Another area where the UK side may be prepared to give a little more than in the past is in the incorporation of strong governance processes (including dispute settlement mechanisms) to deal with disputes arising from any new post-Brexit transition period deal that is struck between the UK and the EU. Lord Frost is reported as saying to the House of Lords EU Committee :“I can quite see us being ready to use them [ie dispute settlement mechanisms] just as much as the EU in the future…Other EU countries often subsidise more than we do and that could definitely have an impact on us.” The nature of these dispute settlement mechanisms and other governance processes remains to be spelt out by the UK side. (Usefully, the UK House of Commons published a briefing paper on dispute settlement and EU powers under the UK-EU Withdrawal Agreement on 2nd October 2020, which gives a description of the dispute resolution mechanisms already in place under the existing Withdrawal Agreement, though this does not cater for any disputes arising from any post-Brexit transition period deal between the UK and the EU.)

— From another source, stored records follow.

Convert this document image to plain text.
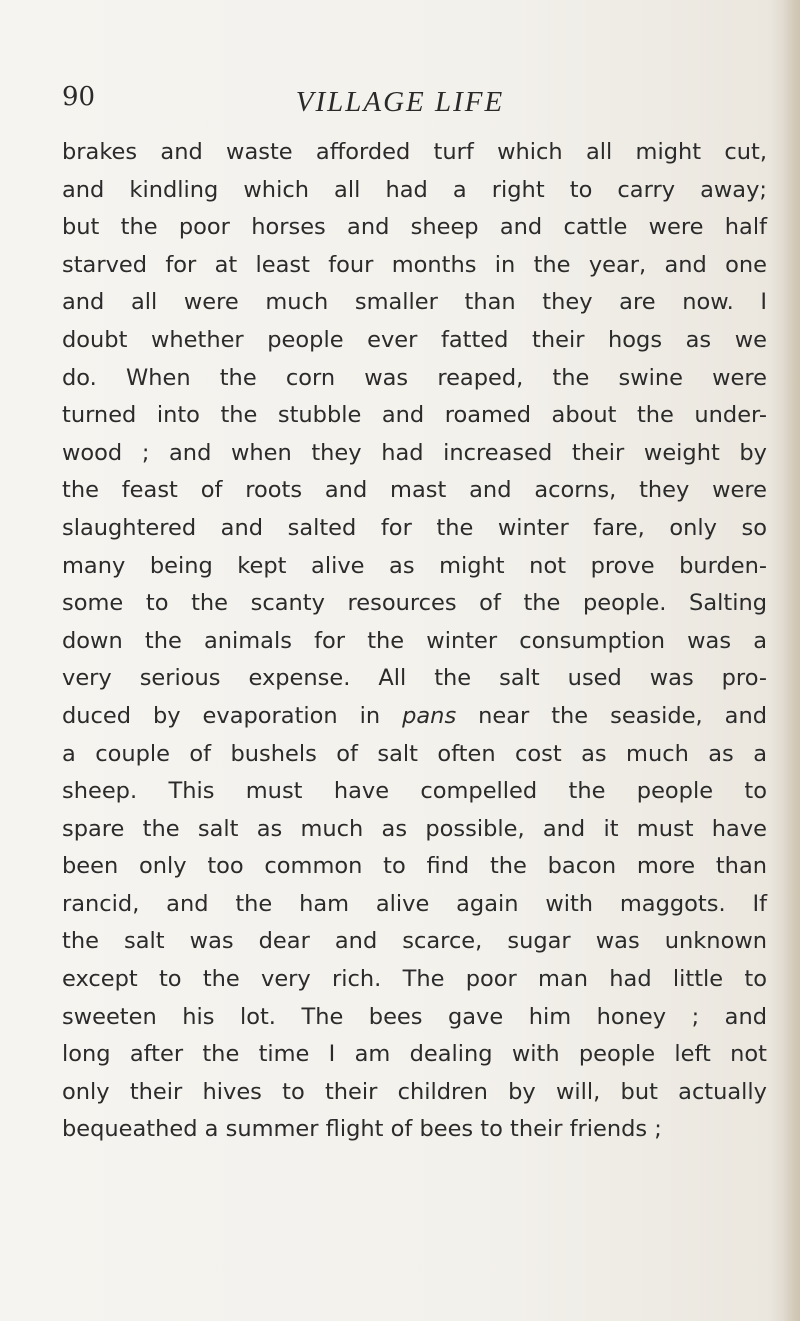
90	VILLAGE LIFE
brakes and waste afforded turf which all might cut,
and kindling which all had a right to carry away;
but the poor horses and sheep and cattle were half
starved for at least four months in the year, and one
and all were much smaller than they are now. I
doubt whether people ever fatted their hogs as we
do. When the corn was reaped, the swine were
turned into the stubble and roamed about the under-
wood ; and when they had increased their weight by
the feast of roots and mast and acorns, they were
slaughtered and salted for the winter fare, only so
many being kept alive as might not prove burden-
some to the scanty resources of the people. Salting
down the animals for the winter consumption was a
very serious expense. All the salt used was pro-
duced by evaporation in pans near the seaside, and
a couple of bushels of salt often cost as much as a
sheep. This must have compelled the people to
spare the salt as much as possible, and it must have
been only too common to find the bacon more than
rancid, and the ham alive again with maggots. If
the salt was dear and scarce, sugar was unknown
except to the very rich. The poor man had little to
sweeten his lot. The bees gave him honey ; and
long after the time I am dealing with people left not
only their hives to their children by will, but actually
bequeathed a summer flight of bees to their friends ;
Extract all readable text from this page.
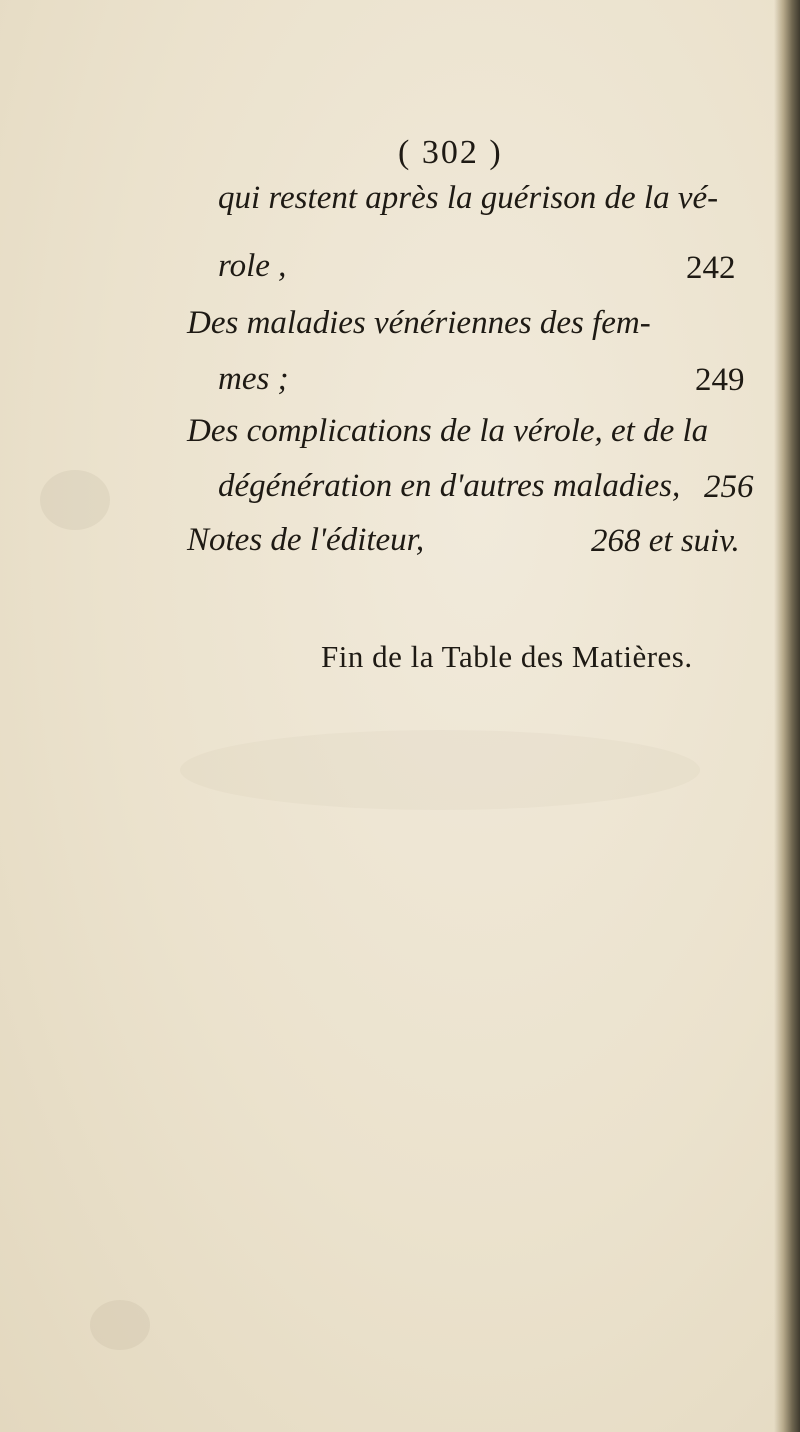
( 302 )
qui restent après la guérison de la vé-
role ,	242
Des maladies vénériennes des fem-
mes ;	249
Des complications de la vérole, et de la
dégénération en d'autres maladies, 256
Notes de l'éditeur,	268 et suiv.
Fin de la Table des Matières.
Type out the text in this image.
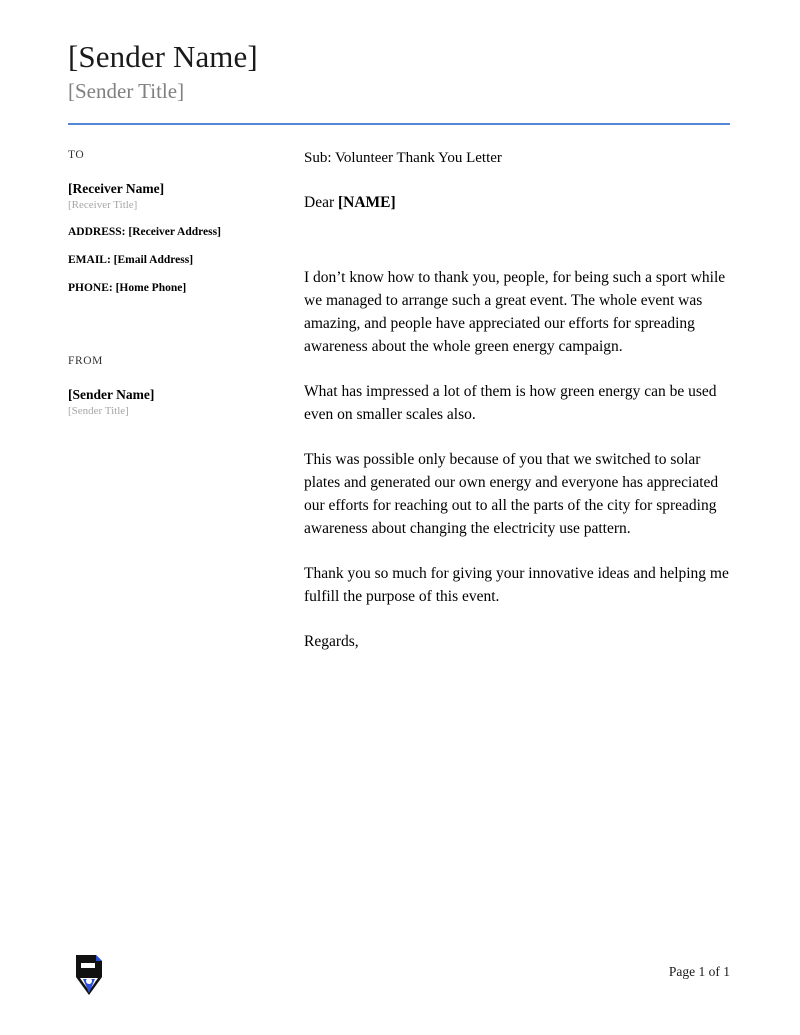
[Sender Name]
[Sender Title]
TO
[Receiver Name]
[Receiver Title]
ADDRESS: [Receiver Address]
EMAIL: [Email Address]
PHONE: [Home Phone]
FROM
[Sender Name]
[Sender Title]
Sub: Volunteer Thank You Letter
Dear [NAME]
I don’t know how to thank you, people, for being such a sport while we managed to arrange such a great event. The whole event was amazing, and people have appreciated our efforts for spreading awareness about the whole green energy campaign.
What has impressed a lot of them is how green energy can be used even on smaller scales also.
This was possible only because of you that we switched to solar plates and generated our own energy and everyone has appreciated our efforts for reaching out to all the parts of the city for spreading awareness about changing the electricity use pattern.
Thank you so much for giving your innovative ideas and helping me fulfill the purpose of this event.
Regards,
Page 1 of 1
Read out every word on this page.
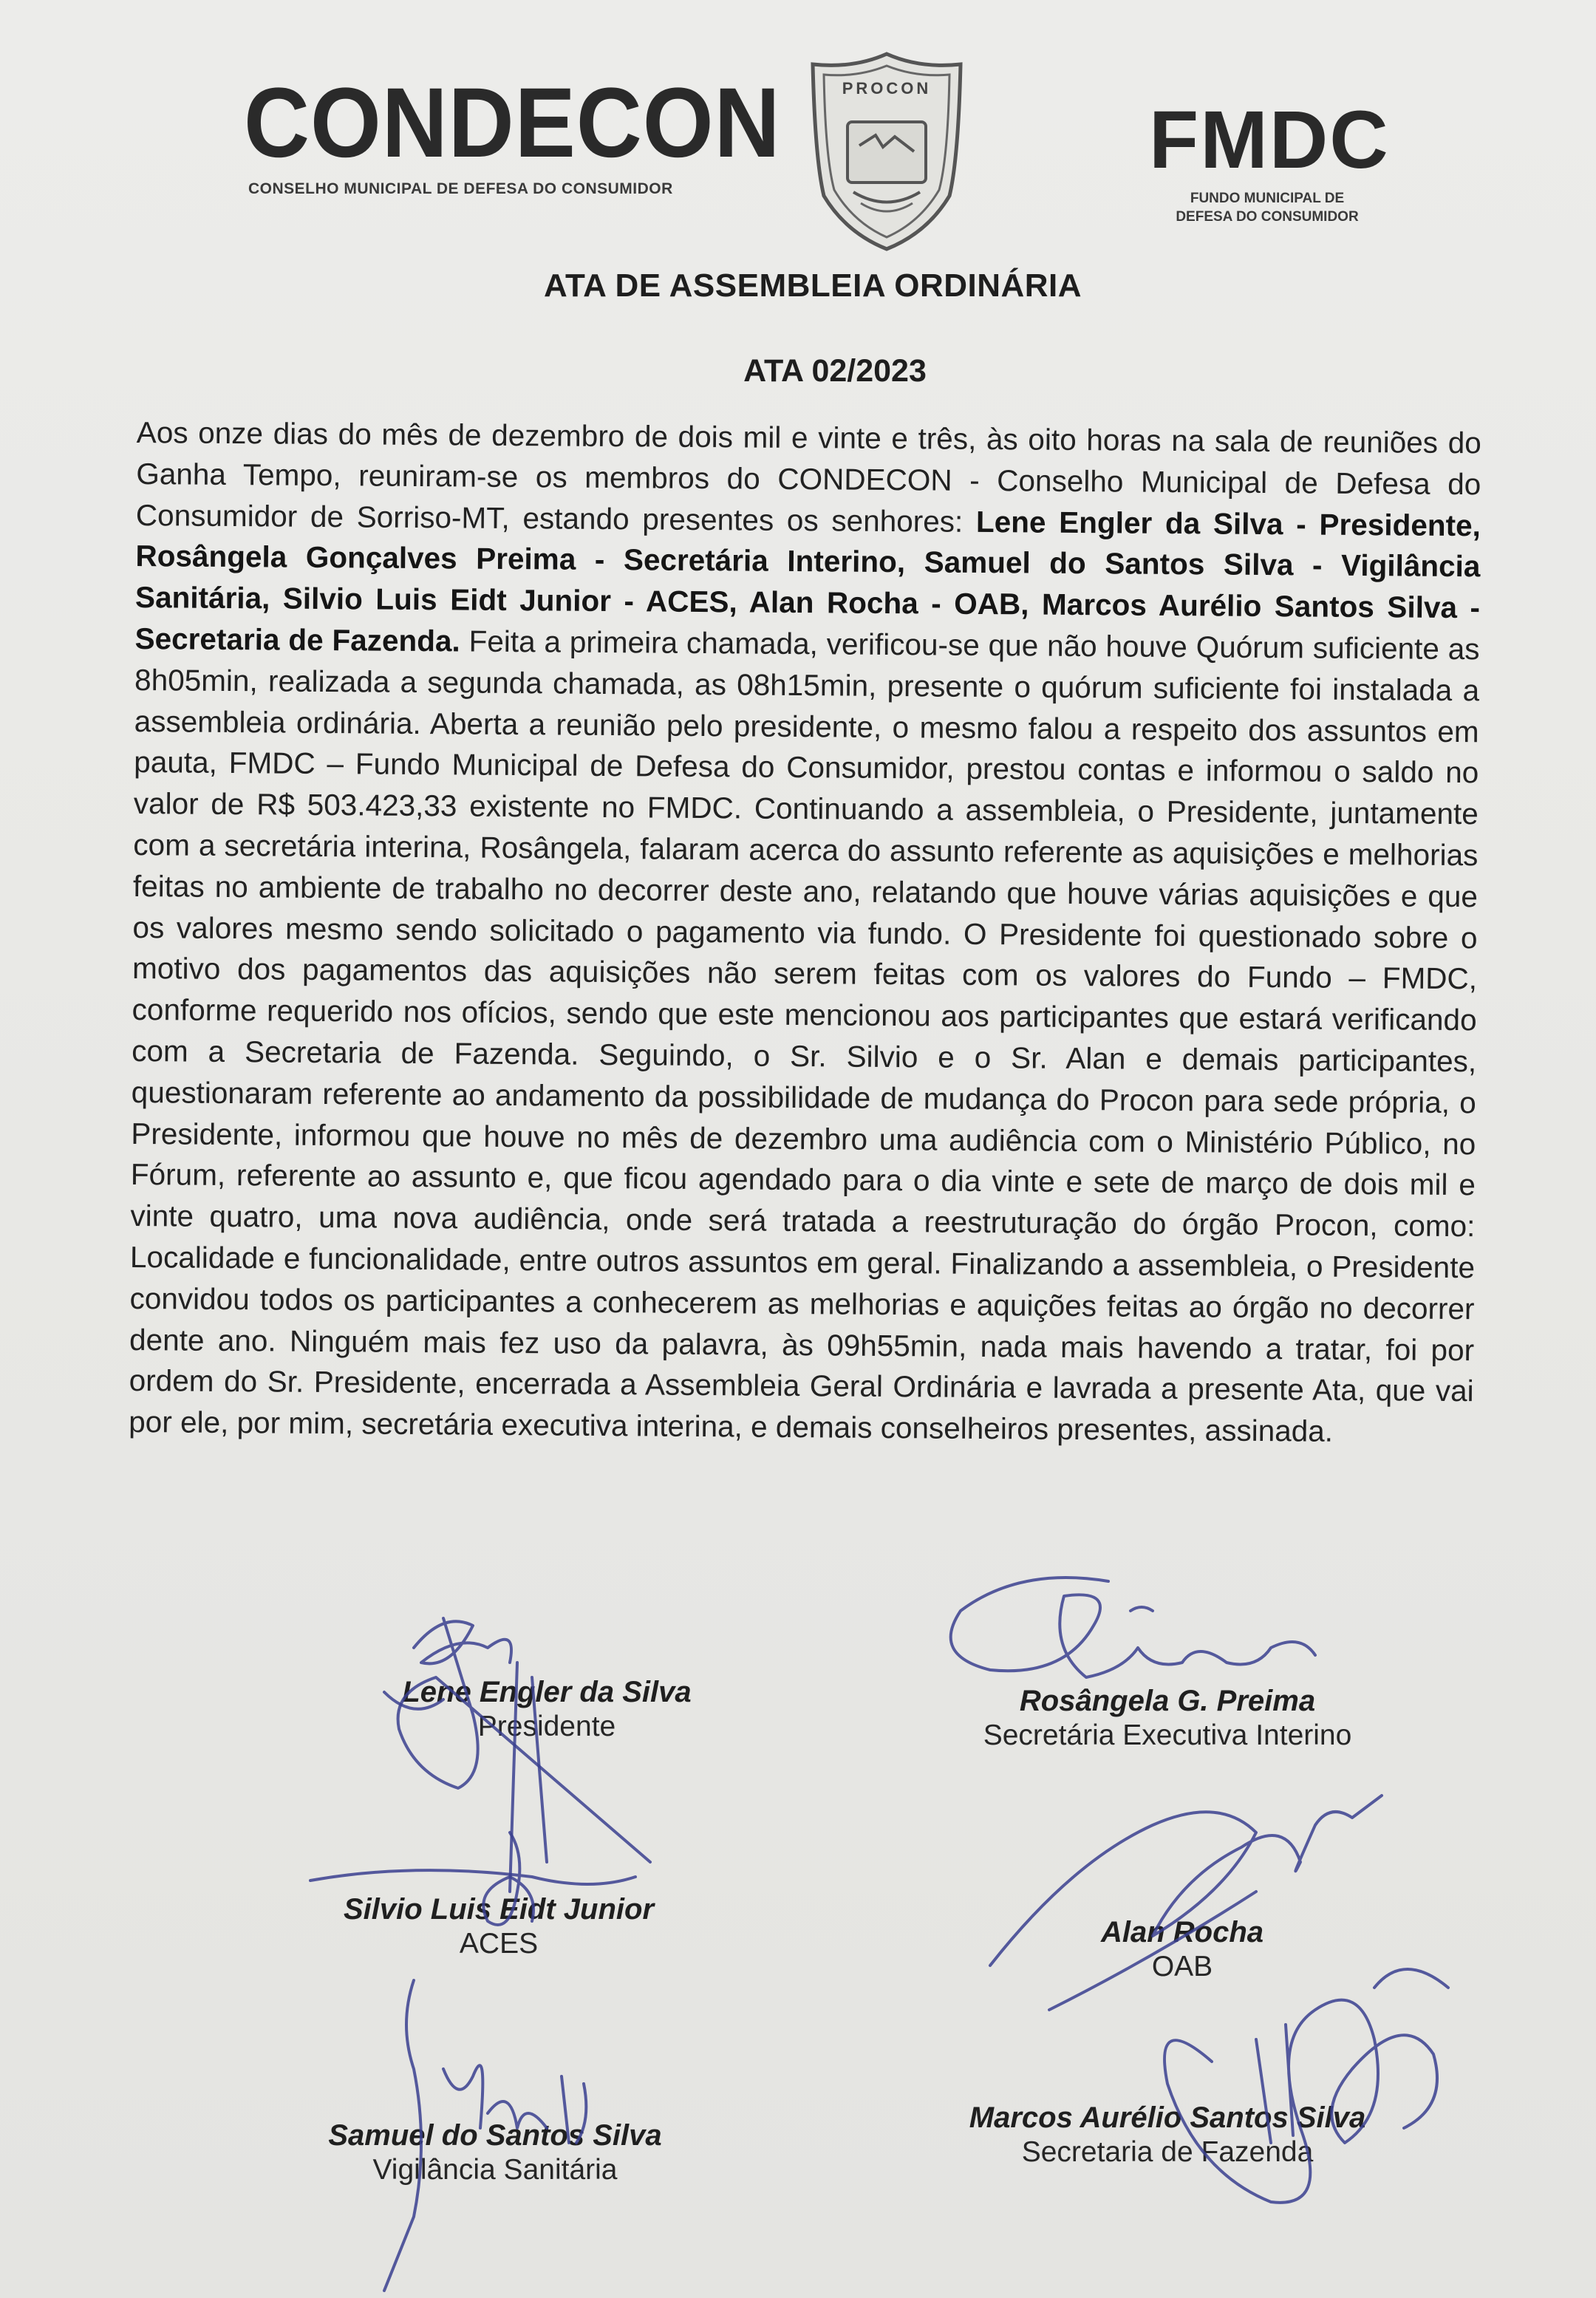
CONDECON
CONSELHO MUNICIPAL DE DEFESA DO CONSUMIDOR
PROCON
FMDC
FUNDO MUNICIPAL DE
DEFESA DO CONSUMIDOR
ATA DE ASSEMBLEIA ORDINÁRIA
ATA 02/2023
Aos onze dias do mês de dezembro de dois mil e vinte e três, às oito horas na sala de reuniões do Ganha Tempo, reuniram-se os membros do CONDECON - Conselho Municipal de Defesa do Consumidor de Sorriso-MT, estando presentes os senhores: Lene Engler da Silva - Presidente, Rosângela Gonçalves Preima - Secretária Interino, Samuel do Santos Silva - Vigilância Sanitária, Silvio Luis Eidt Junior - ACES, Alan Rocha - OAB, Marcos Aurélio Santos Silva - Secretaria de Fazenda. Feita a primeira chamada, verificou-se que não houve Quórum suficiente as 8h05min, realizada a segunda chamada, as 08h15min, presente o quórum suficiente foi instalada a assembleia ordinária. Aberta a reunião pelo presidente, o mesmo falou a respeito dos assuntos em pauta, FMDC – Fundo Municipal de Defesa do Consumidor, prestou contas e informou o saldo no valor de R$ 503.423,33 existente no FMDC. Continuando a assembleia, o Presidente, juntamente com a secretária interina, Rosângela, falaram acerca do assunto referente as aquisições e melhorias feitas no ambiente de trabalho no decorrer deste ano, relatando que houve várias aquisições e que os valores mesmo sendo solicitado o pagamento via fundo. O Presidente foi questionado sobre o motivo dos pagamentos das aquisições não serem feitas com os valores do Fundo – FMDC, conforme requerido nos ofícios, sendo que este mencionou aos participantes que estará verificando com a Secretaria de Fazenda. Seguindo, o Sr. Silvio e o Sr. Alan e demais participantes, questionaram referente ao andamento da possibilidade de mudança do Procon para sede própria, o Presidente, informou que houve no mês de dezembro uma audiência com o Ministério Público, no Fórum, referente ao assunto e, que ficou agendado para o dia vinte e sete de março de dois mil e vinte quatro, uma nova audiência, onde será tratada a reestruturação do órgão Procon, como: Localidade e funcionalidade, entre outros assuntos em geral. Finalizando a assembleia, o Presidente convidou todos os participantes a conhecerem as melhorias e aquições feitas ao órgão no decorrer dente ano. Ninguém mais fez uso da palavra, às 09h55min, nada mais havendo a tratar, foi por ordem do Sr. Presidente, encerrada a Assembleia Geral Ordinária e lavrada a presente Ata, que vai por ele, por mim, secretária executiva interina, e demais conselheiros presentes, assinada.
Lene Engler da Silva
Presidente
Rosângela G. Preima
Secretária Executiva Interino
Silvio Luis Eidt Junior
ACES	Alan Rocha
OAB
Samuel do Santos Silva
Vigilância Sanitária
Marcos Aurélio Santos Silva
Secretaria de Fazenda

On the EU side, the Times reports in the same article that the EU’s chief Brexit negotiator, Mr Michel Barnier, has been spelling out the need on the EU side to show more realism on cuts to fishing quotas whilst not accepting British proposals to double the catch for British fishing fleets, which could spell disaster for coastal communities in northern Europe.

It seems that both sides are pulling back slightly from staring at the abyss of “no deal” and whether this will be enough to prevent  a “no deal” occurring may well become apparent in the coming days and weeks. At that stage, a story which now lurks in the middle pages of the Times may well move to the front page!